C’est dans ce contexte d’activisme monastique que s’inscrivent les violences antimusulmanes récentes. Ces émeutes ont en effet été alimentées par une campagne massive de prédication monastique – connue sous le nom de campagne « 969 » - appelant au boycott des commerces tenus par des musulmans au nom de la défense du bouddhisme. Le moine Wirathu, qui revendique la responsabilité de la campagne, incarne la figure de ce nationalisme religieux extrémiste. Le discours dominant sur la nécessité de défendre le bouddhisme a aussi débouché sur la création début 2014, de l’association Ma Ba Tha. Cette association monastique promeut un nationalisme bouddhique exclusif qui fait peu de cas de la composition complexe de la population birmane. Elle semble aussi en porte-à-faux avec la conception des droits de l’homme à l’occidentale, en termes de libertés individuelles. Le Ma Ba Tha est aujourd’hui devenu l’organe incontournable de la reformulation monastique du nationalisme bouddhique birman. Paradoxalement, en retirant la fabrique de l’identité nationale des mains des militaires, la réforme politique a permis aux religieux de s’en emparer.

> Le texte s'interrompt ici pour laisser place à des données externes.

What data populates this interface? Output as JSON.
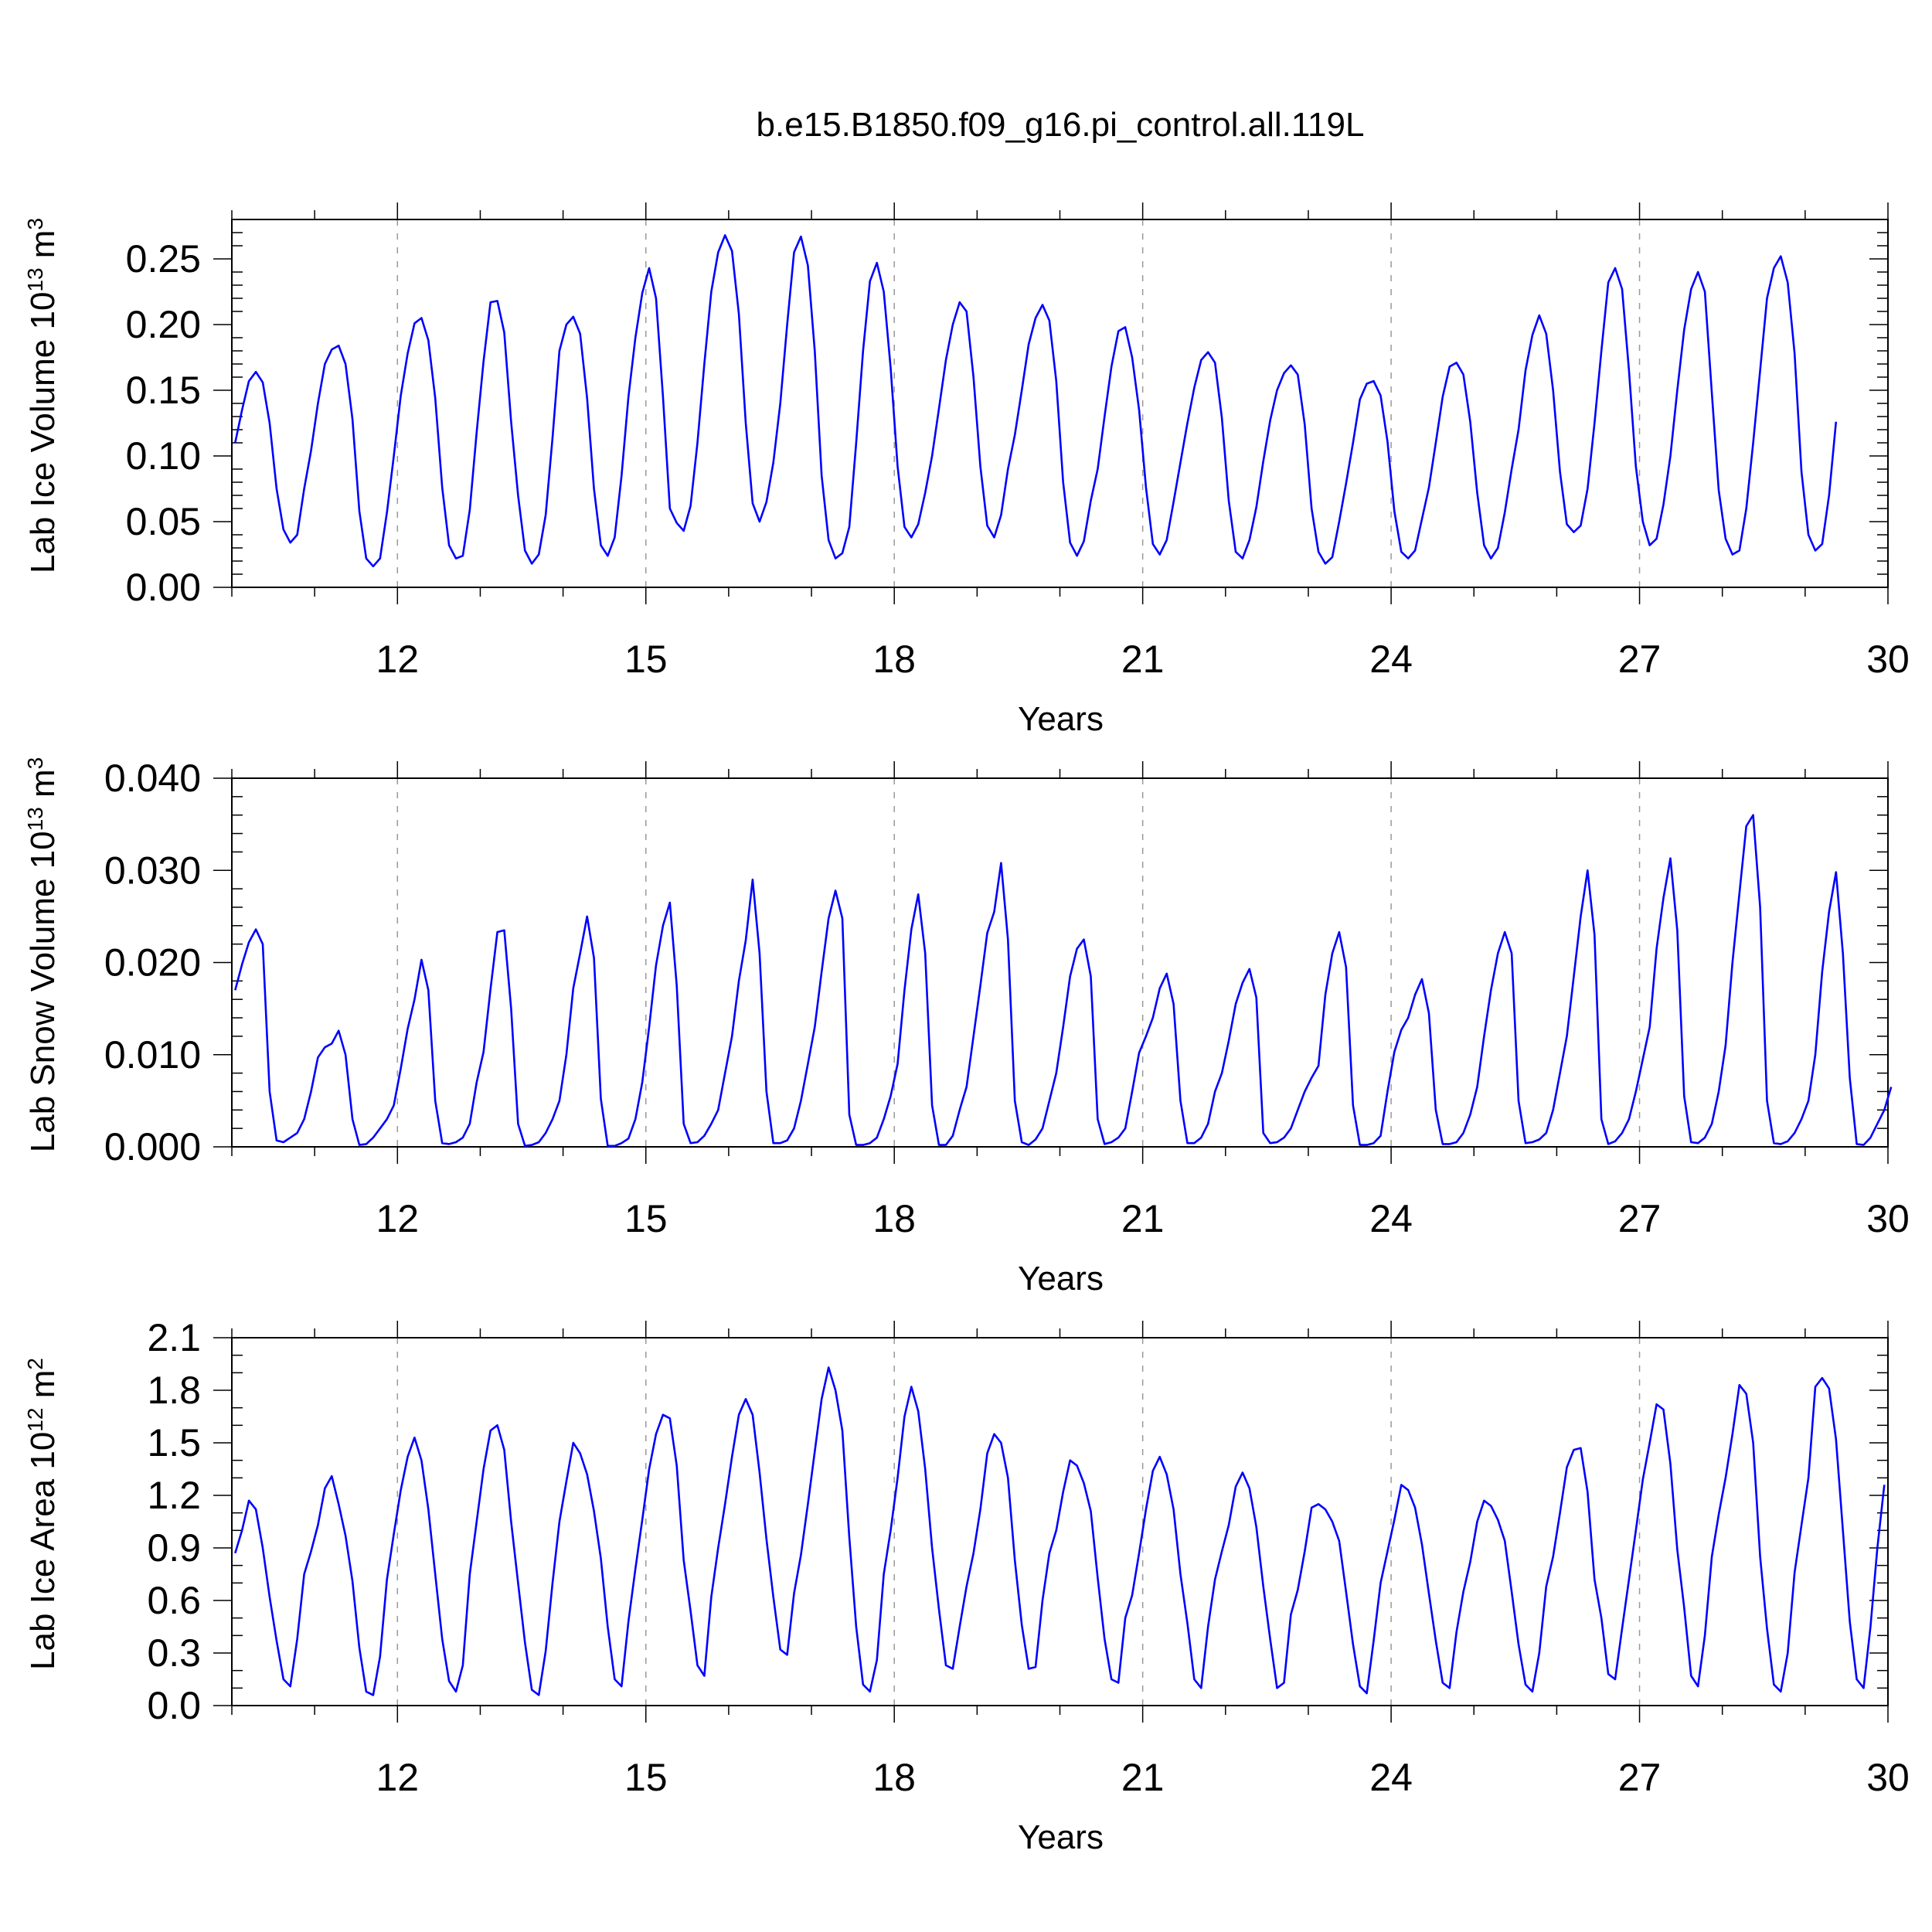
{
  "figure": {
    "title": "b.e15.B1850.f09_g16.pi_control.all.119L",
    "line_color": "#0000ff",
    "grid_color": "#999999"
  },
  "chart_data": [
    {
      "type": "line",
      "ylabel": {
        "main": "Lab Ice Volume 10",
        "exp": "13",
        "unit": " m",
        "unit_exp": "3"
      },
      "xlabel": "Years",
      "xlim": [
        10,
        30
      ],
      "ylim": [
        0,
        0.28
      ],
      "xticks": [
        12,
        15,
        18,
        21,
        24,
        27,
        30
      ],
      "xtick_labels": [
        "12",
        "15",
        "18",
        "21",
        "24",
        "27",
        "30"
      ],
      "yticks": [
        0,
        0.05,
        0.1,
        0.15,
        0.2,
        0.25
      ],
      "ytick_labels": [
        "0.00",
        "0.05",
        "0.10",
        "0.15",
        "0.20",
        "0.25"
      ],
      "minor_per_major": 5,
      "grid": "vertical-dashed",
      "series": [
        {
          "x_start": 10.04,
          "dx": 0.08333,
          "values": [
            0.11,
            0.135,
            0.157,
            0.164,
            0.156,
            0.125,
            0.075,
            0.044,
            0.034,
            0.04,
            0.075,
            0.104,
            0.14,
            0.17,
            0.181,
            0.184,
            0.17,
            0.128,
            0.058,
            0.022,
            0.016,
            0.022,
            0.057,
            0.1,
            0.146,
            0.178,
            0.201,
            0.205,
            0.188,
            0.144,
            0.076,
            0.032,
            0.022,
            0.024,
            0.059,
            0.118,
            0.172,
            0.217,
            0.218,
            0.194,
            0.126,
            0.07,
            0.028,
            0.018,
            0.025,
            0.055,
            0.114,
            0.18,
            0.2,
            0.206,
            0.193,
            0.144,
            0.075,
            0.032,
            0.024,
            0.038,
            0.085,
            0.145,
            0.19,
            0.224,
            0.243,
            0.22,
            0.145,
            0.06,
            0.049,
            0.043,
            0.062,
            0.11,
            0.17,
            0.225,
            0.255,
            0.268,
            0.256,
            0.208,
            0.125,
            0.064,
            0.05,
            0.065,
            0.095,
            0.14,
            0.2,
            0.255,
            0.267,
            0.245,
            0.18,
            0.085,
            0.036,
            0.022,
            0.026,
            0.046,
            0.11,
            0.18,
            0.233,
            0.247,
            0.225,
            0.167,
            0.092,
            0.046,
            0.038,
            0.048,
            0.072,
            0.1,
            0.136,
            0.173,
            0.2,
            0.217,
            0.21,
            0.16,
            0.092,
            0.047,
            0.038,
            0.055,
            0.09,
            0.116,
            0.15,
            0.185,
            0.205,
            0.215,
            0.203,
            0.157,
            0.08,
            0.034,
            0.024,
            0.035,
            0.066,
            0.09,
            0.13,
            0.168,
            0.195,
            0.198,
            0.175,
            0.135,
            0.076,
            0.033,
            0.025,
            0.036,
            0.065,
            0.095,
            0.125,
            0.152,
            0.173,
            0.179,
            0.171,
            0.129,
            0.066,
            0.027,
            0.022,
            0.036,
            0.061,
            0.096,
            0.127,
            0.15,
            0.163,
            0.169,
            0.162,
            0.124,
            0.06,
            0.027,
            0.018,
            0.023,
            0.05,
            0.079,
            0.11,
            0.143,
            0.155,
            0.157,
            0.146,
            0.111,
            0.058,
            0.027,
            0.022,
            0.028,
            0.052,
            0.076,
            0.11,
            0.145,
            0.168,
            0.171,
            0.162,
            0.126,
            0.072,
            0.032,
            0.022,
            0.03,
            0.057,
            0.09,
            0.12,
            0.165,
            0.192,
            0.207,
            0.193,
            0.15,
            0.088,
            0.048,
            0.042,
            0.047,
            0.075,
            0.125,
            0.18,
            0.232,
            0.243,
            0.227,
            0.165,
            0.092,
            0.05,
            0.032,
            0.037,
            0.063,
            0.1,
            0.15,
            0.196,
            0.227,
            0.24,
            0.225,
            0.148,
            0.074,
            0.037,
            0.025,
            0.028,
            0.06,
            0.11,
            0.165,
            0.22,
            0.243,
            0.252,
            0.232,
            0.178,
            0.088,
            0.04,
            0.028,
            0.033,
            0.07,
            0.126
          ]
        }
      ]
    },
    {
      "type": "line",
      "ylabel": {
        "main": "Lab Snow Volume 10",
        "exp": "13",
        "unit": " m",
        "unit_exp": "3"
      },
      "xlabel": "Years",
      "xlim": [
        10,
        30
      ],
      "ylim": [
        0,
        0.04
      ],
      "xticks": [
        12,
        15,
        18,
        21,
        24,
        27,
        30
      ],
      "xtick_labels": [
        "12",
        "15",
        "18",
        "21",
        "24",
        "27",
        "30"
      ],
      "yticks": [
        0,
        0.01,
        0.02,
        0.03,
        0.04
      ],
      "ytick_labels": [
        "0.000",
        "0.010",
        "0.020",
        "0.030",
        "0.040"
      ],
      "minor_per_major": 5,
      "grid": "vertical-dashed",
      "series": [
        {
          "x_start": 10.04,
          "dx": 0.08333,
          "values": [
            0.017,
            0.0198,
            0.0222,
            0.0236,
            0.022,
            0.006,
            0.0007,
            0.0005,
            0.001,
            0.0015,
            0.003,
            0.006,
            0.0097,
            0.0108,
            0.0112,
            0.0126,
            0.01,
            0.003,
            0.0002,
            0.0003,
            0.001,
            0.002,
            0.003,
            0.0045,
            0.0085,
            0.0128,
            0.016,
            0.0203,
            0.017,
            0.005,
            0.0004,
            0.0003,
            0.0005,
            0.001,
            0.0025,
            0.007,
            0.0103,
            0.0171,
            0.0233,
            0.0235,
            0.015,
            0.0025,
            0.0001,
            0.0002,
            0.0005,
            0.0015,
            0.003,
            0.005,
            0.01,
            0.0172,
            0.021,
            0.025,
            0.0205,
            0.0052,
            0.0001,
            0.0001,
            0.0004,
            0.0009,
            0.003,
            0.007,
            0.013,
            0.0197,
            0.024,
            0.0265,
            0.0175,
            0.0025,
            0.0004,
            0.0005,
            0.0012,
            0.0025,
            0.004,
            0.008,
            0.012,
            0.018,
            0.0224,
            0.029,
            0.021,
            0.006,
            0.0004,
            0.0004,
            0.0007,
            0.002,
            0.005,
            0.009,
            0.013,
            0.019,
            0.0248,
            0.0278,
            0.0248,
            0.0035,
            0.0002,
            0.0002,
            0.0004,
            0.001,
            0.003,
            0.0055,
            0.009,
            0.017,
            0.0236,
            0.0274,
            0.021,
            0.0045,
            0.0002,
            0.0002,
            0.0012,
            0.004,
            0.0065,
            0.012,
            0.0175,
            0.0232,
            0.0255,
            0.0308,
            0.0225,
            0.005,
            0.0005,
            0.0002,
            0.0008,
            0.002,
            0.005,
            0.008,
            0.013,
            0.0185,
            0.0215,
            0.0225,
            0.0185,
            0.003,
            0.0003,
            0.0005,
            0.001,
            0.002,
            0.006,
            0.0102,
            0.012,
            0.014,
            0.0172,
            0.0188,
            0.0155,
            0.005,
            0.0004,
            0.0004,
            0.001,
            0.0025,
            0.006,
            0.008,
            0.0115,
            0.0155,
            0.0178,
            0.0193,
            0.0162,
            0.0015,
            0.0004,
            0.0005,
            0.001,
            0.002,
            0.004,
            0.006,
            0.0075,
            0.0088,
            0.0165,
            0.021,
            0.0233,
            0.0195,
            0.0045,
            0.0002,
            0.0002,
            0.0004,
            0.0012,
            0.006,
            0.0103,
            0.0127,
            0.014,
            0.0165,
            0.0182,
            0.0145,
            0.004,
            0.0003,
            0.0003,
            0.0005,
            0.0015,
            0.0035,
            0.0065,
            0.012,
            0.017,
            0.021,
            0.0233,
            0.021,
            0.005,
            0.0004,
            0.0005,
            0.0008,
            0.0015,
            0.004,
            0.008,
            0.012,
            0.0185,
            0.025,
            0.03,
            0.023,
            0.003,
            0.0003,
            0.0006,
            0.0015,
            0.003,
            0.006,
            0.0095,
            0.013,
            0.0215,
            0.027,
            0.0313,
            0.0235,
            0.0055,
            0.0005,
            0.0004,
            0.001,
            0.0025,
            0.006,
            0.011,
            0.02,
            0.0275,
            0.0348,
            0.036,
            0.026,
            0.005,
            0.0004,
            0.0003,
            0.0006,
            0.0015,
            0.003,
            0.005,
            0.01,
            0.019,
            0.0255,
            0.0298,
            0.021,
            0.0075,
            0.0003,
            0.0002,
            0.001,
            0.0025,
            0.004,
            0.0065
          ]
        }
      ]
    },
    {
      "type": "line",
      "ylabel": {
        "main": "Lab Ice Area 10",
        "exp": "12",
        "unit": " m",
        "unit_exp": "2"
      },
      "xlabel": "Years",
      "xlim": [
        10,
        30
      ],
      "ylim": [
        0,
        2.1
      ],
      "xticks": [
        12,
        15,
        18,
        21,
        24,
        27,
        30
      ],
      "xtick_labels": [
        "12",
        "15",
        "18",
        "21",
        "24",
        "27",
        "30"
      ],
      "yticks": [
        0,
        0.3,
        0.6,
        0.9,
        1.2,
        1.5,
        1.8,
        2.1
      ],
      "ytick_labels": [
        "0.0",
        "0.3",
        "0.6",
        "0.9",
        "1.2",
        "1.5",
        "1.8",
        "2.1"
      ],
      "minor_per_major": 3,
      "grid": "vertical-dashed",
      "series": [
        {
          "x_start": 10.04,
          "dx": 0.08333,
          "values": [
            0.87,
            1.0,
            1.17,
            1.12,
            0.9,
            0.62,
            0.37,
            0.15,
            0.11,
            0.38,
            0.75,
            0.88,
            1.03,
            1.24,
            1.31,
            1.15,
            0.97,
            0.71,
            0.33,
            0.08,
            0.06,
            0.28,
            0.72,
            0.98,
            1.23,
            1.42,
            1.53,
            1.4,
            1.12,
            0.75,
            0.38,
            0.14,
            0.08,
            0.23,
            0.75,
            1.05,
            1.35,
            1.57,
            1.6,
            1.46,
            1.05,
            0.7,
            0.36,
            0.09,
            0.06,
            0.31,
            0.7,
            1.05,
            1.28,
            1.5,
            1.44,
            1.32,
            1.11,
            0.84,
            0.45,
            0.15,
            0.11,
            0.48,
            0.78,
            1.06,
            1.35,
            1.55,
            1.66,
            1.64,
            1.37,
            0.83,
            0.54,
            0.23,
            0.17,
            0.62,
            0.9,
            1.15,
            1.42,
            1.66,
            1.75,
            1.66,
            1.33,
            0.95,
            0.62,
            0.32,
            0.29,
            0.64,
            0.86,
            1.15,
            1.45,
            1.75,
            1.93,
            1.8,
            1.57,
            0.96,
            0.45,
            0.12,
            0.08,
            0.26,
            0.75,
            1.0,
            1.3,
            1.65,
            1.82,
            1.68,
            1.35,
            0.9,
            0.55,
            0.23,
            0.21,
            0.45,
            0.68,
            0.87,
            1.12,
            1.44,
            1.55,
            1.5,
            1.3,
            0.83,
            0.46,
            0.21,
            0.22,
            0.6,
            0.87,
            1.0,
            1.22,
            1.4,
            1.37,
            1.27,
            1.11,
            0.73,
            0.38,
            0.15,
            0.13,
            0.5,
            0.63,
            0.87,
            1.12,
            1.34,
            1.42,
            1.32,
            1.12,
            0.75,
            0.47,
            0.15,
            0.1,
            0.45,
            0.72,
            0.88,
            1.03,
            1.25,
            1.33,
            1.24,
            1.02,
            0.68,
            0.38,
            0.1,
            0.13,
            0.52,
            0.66,
            0.88,
            1.13,
            1.15,
            1.12,
            1.05,
            0.94,
            0.65,
            0.35,
            0.11,
            0.07,
            0.37,
            0.7,
            0.88,
            1.06,
            1.26,
            1.23,
            1.13,
            0.92,
            0.64,
            0.37,
            0.13,
            0.1,
            0.42,
            0.65,
            0.82,
            1.05,
            1.17,
            1.14,
            1.06,
            0.94,
            0.65,
            0.35,
            0.12,
            0.08,
            0.3,
            0.68,
            0.85,
            1.1,
            1.36,
            1.46,
            1.47,
            1.22,
            0.72,
            0.5,
            0.18,
            0.15,
            0.44,
            0.72,
            1.0,
            1.29,
            1.5,
            1.72,
            1.69,
            1.38,
            0.89,
            0.56,
            0.17,
            0.11,
            0.4,
            0.85,
            1.09,
            1.3,
            1.55,
            1.83,
            1.78,
            1.5,
            0.85,
            0.44,
            0.12,
            0.08,
            0.3,
            0.76,
            1.03,
            1.3,
            1.82,
            1.87,
            1.81,
            1.52,
            1.0,
            0.48,
            0.15,
            0.1,
            0.45,
            0.9,
            1.26
          ]
        }
      ]
    }
  ]
}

Il existe néanmoins une opposition au discours envahissant du Ma Ba Tha, mais une opposition dont la voix ne peut s’exprimer pleinement tant la critique des moines est un exercice périlleux dans la société birmane. A ce titre, l’étude porte l’éclairage sur un texte qui circule dans les milieux monastiques, sous l’intitulé « Discours adressé aux religieux… ». L’insistance sur la nécessité de défendre l’enseignement bouddhique rapproche ce discours, dans une certaine mesure, de celui du Ma Ba Tha. Mais, contrairement à ce dernier, ce discours d’une part, ne présente pas d’hostilité à l’islam et, d’autre part, adopte un positionnement résolument politique, réclamant le droit de vote, la représentation parlementaire, mais aussi le statut de religion d’Etat pour le bouddhisme. Son programme est centré sur le statut politique des religieux et, loin de refuser la rhétorique des droits de l’homme, il l’emprunte pour l’appliquer aux religieux.

Ainsi, en autorisant la liberté d’expression, la transition démocratique pousse les moines à revendiquer, pour eux et au nom de la défense du bouddhisme, leur place dans le jeu politique. Somme toute prévisible, ce développement favorise un nationalisme religieux dont certains moines sont à l’initiative et qui peut être vu comme une réaction de défense face aux valeurs nouvellement introduites de la démocratie et des droits de l’homme. La crise dont souffre le bouddhisme birman aujourd’hui est celle de la montée d’un nationalisme religieux exclusif : c’est une crise de l’identité nationale et une crise de la place du sangha dans la Birmanie en transition.